Integrating CAT and MT in AnglaBhart-II architecture
European Association for Machine Translation Conferences/Workshops
Machine translation (MT) is a complex and a difficult task. It is not possible to achieve human competing performance with the present state of technology. Automating the process of translation of natural languages requires a number of knowledge sources and their appropriate invocation in the translation engine. A practical machine translation system with limited resources cannot embody all the knowledge sources that the human beings use. However, performance of an MT system can be considerably
... improved if the automated translation system is integrated with supporting modules that provide synergy for arriving at correct translations.

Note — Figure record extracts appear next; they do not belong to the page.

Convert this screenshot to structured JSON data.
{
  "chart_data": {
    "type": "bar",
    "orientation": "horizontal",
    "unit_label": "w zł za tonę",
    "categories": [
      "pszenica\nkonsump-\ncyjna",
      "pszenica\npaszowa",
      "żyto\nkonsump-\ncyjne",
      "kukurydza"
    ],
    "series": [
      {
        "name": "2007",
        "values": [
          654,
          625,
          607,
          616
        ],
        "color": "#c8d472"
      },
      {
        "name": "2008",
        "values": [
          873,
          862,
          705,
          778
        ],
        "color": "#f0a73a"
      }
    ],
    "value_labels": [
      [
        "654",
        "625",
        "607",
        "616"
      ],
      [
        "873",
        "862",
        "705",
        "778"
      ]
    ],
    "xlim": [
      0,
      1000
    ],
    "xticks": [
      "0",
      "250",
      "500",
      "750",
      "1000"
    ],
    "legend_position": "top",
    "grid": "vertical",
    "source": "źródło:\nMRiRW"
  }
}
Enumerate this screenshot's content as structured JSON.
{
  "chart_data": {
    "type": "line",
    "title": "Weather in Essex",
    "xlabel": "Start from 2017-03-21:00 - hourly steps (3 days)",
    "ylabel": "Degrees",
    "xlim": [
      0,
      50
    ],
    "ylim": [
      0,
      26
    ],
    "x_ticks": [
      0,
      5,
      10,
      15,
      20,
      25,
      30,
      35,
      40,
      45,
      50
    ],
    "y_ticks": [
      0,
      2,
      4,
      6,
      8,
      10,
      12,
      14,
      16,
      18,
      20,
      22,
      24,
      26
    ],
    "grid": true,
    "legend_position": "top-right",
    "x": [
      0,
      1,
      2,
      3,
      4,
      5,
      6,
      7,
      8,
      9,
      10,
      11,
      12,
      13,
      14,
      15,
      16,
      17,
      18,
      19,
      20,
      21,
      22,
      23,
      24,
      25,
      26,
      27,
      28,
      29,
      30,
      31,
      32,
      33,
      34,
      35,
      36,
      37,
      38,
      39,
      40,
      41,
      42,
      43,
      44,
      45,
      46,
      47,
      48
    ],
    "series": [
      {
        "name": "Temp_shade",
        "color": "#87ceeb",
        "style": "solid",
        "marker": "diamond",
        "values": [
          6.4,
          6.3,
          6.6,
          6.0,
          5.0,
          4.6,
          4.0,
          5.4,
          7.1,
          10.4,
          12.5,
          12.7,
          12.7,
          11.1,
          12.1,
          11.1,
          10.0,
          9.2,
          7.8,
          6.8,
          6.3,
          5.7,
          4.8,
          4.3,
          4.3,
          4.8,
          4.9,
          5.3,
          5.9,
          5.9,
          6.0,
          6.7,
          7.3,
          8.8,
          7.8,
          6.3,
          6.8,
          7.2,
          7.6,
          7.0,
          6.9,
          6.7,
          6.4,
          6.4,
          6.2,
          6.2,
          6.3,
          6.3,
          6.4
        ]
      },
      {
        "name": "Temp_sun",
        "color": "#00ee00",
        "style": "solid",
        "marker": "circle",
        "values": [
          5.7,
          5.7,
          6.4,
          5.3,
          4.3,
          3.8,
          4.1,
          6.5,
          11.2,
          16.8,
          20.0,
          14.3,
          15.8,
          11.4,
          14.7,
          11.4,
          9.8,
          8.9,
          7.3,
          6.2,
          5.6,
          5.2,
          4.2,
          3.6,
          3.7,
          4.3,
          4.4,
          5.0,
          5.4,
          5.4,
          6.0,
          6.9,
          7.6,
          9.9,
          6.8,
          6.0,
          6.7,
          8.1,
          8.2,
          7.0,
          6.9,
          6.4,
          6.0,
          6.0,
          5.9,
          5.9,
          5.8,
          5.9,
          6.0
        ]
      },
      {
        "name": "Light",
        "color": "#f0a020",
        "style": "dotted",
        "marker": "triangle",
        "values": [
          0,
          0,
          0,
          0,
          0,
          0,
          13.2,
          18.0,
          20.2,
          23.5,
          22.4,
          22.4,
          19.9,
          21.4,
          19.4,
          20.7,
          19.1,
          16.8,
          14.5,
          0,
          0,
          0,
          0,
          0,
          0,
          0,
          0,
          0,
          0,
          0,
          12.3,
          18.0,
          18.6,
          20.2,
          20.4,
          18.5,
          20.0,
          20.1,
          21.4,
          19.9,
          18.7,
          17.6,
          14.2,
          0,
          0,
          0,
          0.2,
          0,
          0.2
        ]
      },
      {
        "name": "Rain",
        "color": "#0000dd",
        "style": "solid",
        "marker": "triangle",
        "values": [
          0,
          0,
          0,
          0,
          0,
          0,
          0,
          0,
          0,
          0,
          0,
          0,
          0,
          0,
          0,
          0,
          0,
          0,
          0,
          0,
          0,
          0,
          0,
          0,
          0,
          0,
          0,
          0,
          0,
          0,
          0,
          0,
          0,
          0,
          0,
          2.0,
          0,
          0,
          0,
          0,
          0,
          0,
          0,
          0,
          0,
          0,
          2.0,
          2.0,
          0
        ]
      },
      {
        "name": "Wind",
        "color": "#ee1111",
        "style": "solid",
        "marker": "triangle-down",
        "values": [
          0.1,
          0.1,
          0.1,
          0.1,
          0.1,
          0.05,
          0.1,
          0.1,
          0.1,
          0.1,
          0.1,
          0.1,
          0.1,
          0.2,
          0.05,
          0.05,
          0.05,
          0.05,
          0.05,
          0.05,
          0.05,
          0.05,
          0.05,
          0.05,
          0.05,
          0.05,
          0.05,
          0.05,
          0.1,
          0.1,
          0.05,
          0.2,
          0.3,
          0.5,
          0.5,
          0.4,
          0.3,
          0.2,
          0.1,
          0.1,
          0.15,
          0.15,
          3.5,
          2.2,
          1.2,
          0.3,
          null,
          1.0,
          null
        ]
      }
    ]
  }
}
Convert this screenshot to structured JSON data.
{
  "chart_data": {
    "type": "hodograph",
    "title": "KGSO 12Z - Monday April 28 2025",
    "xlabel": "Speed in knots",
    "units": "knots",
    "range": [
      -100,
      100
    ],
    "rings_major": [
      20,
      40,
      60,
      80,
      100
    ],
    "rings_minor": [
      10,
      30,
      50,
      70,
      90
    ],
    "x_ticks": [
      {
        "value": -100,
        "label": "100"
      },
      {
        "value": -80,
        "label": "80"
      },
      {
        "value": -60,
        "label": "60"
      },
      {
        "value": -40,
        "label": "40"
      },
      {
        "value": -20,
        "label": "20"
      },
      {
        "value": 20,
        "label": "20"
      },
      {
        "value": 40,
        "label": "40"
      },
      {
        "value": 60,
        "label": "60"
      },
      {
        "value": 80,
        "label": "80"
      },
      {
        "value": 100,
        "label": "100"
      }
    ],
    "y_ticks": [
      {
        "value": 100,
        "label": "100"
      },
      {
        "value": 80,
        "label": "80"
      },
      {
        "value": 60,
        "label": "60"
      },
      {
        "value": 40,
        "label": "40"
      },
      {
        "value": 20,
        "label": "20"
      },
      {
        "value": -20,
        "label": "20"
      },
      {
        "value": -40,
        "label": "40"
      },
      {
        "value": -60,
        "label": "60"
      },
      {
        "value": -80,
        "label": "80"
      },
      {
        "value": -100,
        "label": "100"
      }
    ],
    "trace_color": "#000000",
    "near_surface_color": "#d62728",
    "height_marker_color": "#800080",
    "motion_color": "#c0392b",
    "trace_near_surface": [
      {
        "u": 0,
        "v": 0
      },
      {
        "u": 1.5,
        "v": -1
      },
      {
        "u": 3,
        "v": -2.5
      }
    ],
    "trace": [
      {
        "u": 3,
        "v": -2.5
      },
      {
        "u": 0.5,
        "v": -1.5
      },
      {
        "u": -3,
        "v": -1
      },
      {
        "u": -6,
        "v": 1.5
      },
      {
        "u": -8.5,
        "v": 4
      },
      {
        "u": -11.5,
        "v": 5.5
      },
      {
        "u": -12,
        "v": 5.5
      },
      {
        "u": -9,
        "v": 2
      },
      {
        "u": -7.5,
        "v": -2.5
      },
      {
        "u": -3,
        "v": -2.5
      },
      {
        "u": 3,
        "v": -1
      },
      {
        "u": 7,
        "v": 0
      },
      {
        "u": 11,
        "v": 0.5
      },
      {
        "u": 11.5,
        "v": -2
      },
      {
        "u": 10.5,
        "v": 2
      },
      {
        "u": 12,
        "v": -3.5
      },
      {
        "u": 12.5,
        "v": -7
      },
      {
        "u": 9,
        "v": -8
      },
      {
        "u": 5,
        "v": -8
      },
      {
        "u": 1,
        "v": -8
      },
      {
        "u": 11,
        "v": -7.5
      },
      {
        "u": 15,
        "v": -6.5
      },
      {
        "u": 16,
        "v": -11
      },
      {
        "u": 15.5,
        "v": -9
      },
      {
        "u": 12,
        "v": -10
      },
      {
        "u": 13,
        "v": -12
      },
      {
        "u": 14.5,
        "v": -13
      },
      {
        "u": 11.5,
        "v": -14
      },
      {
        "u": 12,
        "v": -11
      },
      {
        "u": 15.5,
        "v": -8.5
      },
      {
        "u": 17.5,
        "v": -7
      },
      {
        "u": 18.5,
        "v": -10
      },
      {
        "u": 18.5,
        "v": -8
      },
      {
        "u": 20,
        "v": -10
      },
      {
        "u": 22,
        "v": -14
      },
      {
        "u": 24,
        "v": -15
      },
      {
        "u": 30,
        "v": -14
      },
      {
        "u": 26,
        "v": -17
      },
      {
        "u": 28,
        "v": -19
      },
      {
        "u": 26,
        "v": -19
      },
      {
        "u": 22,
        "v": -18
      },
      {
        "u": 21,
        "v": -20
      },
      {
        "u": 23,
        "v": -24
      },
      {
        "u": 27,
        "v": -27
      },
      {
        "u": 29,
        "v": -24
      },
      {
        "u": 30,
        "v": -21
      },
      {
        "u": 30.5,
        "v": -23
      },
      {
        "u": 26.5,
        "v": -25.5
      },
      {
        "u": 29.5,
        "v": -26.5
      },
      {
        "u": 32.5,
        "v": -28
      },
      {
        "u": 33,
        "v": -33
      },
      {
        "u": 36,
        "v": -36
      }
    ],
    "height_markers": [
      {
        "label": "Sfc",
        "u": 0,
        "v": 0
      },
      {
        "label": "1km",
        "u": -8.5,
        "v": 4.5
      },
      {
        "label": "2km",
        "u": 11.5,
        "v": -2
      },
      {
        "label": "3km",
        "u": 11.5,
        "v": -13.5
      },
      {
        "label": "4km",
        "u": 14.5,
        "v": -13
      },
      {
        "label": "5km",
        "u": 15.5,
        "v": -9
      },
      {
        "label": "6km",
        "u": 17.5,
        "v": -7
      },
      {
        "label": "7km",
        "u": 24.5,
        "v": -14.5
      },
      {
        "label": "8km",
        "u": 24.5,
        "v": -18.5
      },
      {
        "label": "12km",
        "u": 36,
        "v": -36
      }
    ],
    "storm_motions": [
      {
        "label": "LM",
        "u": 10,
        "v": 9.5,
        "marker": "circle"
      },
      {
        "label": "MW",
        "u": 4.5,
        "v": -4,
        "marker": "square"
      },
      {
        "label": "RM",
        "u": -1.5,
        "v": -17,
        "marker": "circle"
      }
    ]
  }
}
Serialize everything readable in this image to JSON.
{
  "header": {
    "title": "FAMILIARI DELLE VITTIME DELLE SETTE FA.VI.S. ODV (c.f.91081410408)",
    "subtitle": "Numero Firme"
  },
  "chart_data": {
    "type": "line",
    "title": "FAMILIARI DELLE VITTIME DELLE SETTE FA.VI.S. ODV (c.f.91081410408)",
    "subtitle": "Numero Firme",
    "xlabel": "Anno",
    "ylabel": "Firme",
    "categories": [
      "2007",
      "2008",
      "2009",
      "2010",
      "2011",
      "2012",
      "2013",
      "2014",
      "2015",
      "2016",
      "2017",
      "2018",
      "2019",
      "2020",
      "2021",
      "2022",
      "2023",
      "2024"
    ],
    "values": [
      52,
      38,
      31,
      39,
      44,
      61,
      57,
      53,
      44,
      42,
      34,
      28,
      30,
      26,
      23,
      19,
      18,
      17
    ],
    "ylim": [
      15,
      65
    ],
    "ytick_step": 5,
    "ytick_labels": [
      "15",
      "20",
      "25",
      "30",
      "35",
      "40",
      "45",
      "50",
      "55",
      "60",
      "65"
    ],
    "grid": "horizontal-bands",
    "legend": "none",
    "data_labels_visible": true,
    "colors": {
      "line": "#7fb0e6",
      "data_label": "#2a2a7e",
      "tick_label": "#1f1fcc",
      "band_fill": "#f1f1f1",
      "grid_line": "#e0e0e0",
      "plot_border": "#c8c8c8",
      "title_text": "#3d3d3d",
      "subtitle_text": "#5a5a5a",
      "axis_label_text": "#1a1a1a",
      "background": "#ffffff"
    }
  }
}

The computer assisted tools (CAT) that identify the limitations of the MT system and provide clues to cope up with them, constitute an important module for enhancing the MT system performance. This paper presents details of AnglaBharti-II system architecture highlighting the role of CAT in the system. AnglaBharti-II is a system for translating English to Indian languages. AnglaBharti is primarily a rule-based system (RBMT). The input English sentence is transformed to a pseudo-interlingual structure called PLIL (Pseudo Lingua for Indian Languages) using a CFG like pattern directed rule-base. RBMT presents limitations of its own in dealing with real-life texts. We have tried to overcome some of these limitations in AnglaBharti-II architecture by integrating some additional modules. These additional modules are basically CAT tools incorporating translation memory, raw and generalized example-bases, interactive and automated pre-editing, paraphrasing, failure analysis and a number of heuristics that attempt to deal with a variety of constructs that are frequently encountered in a real life English text.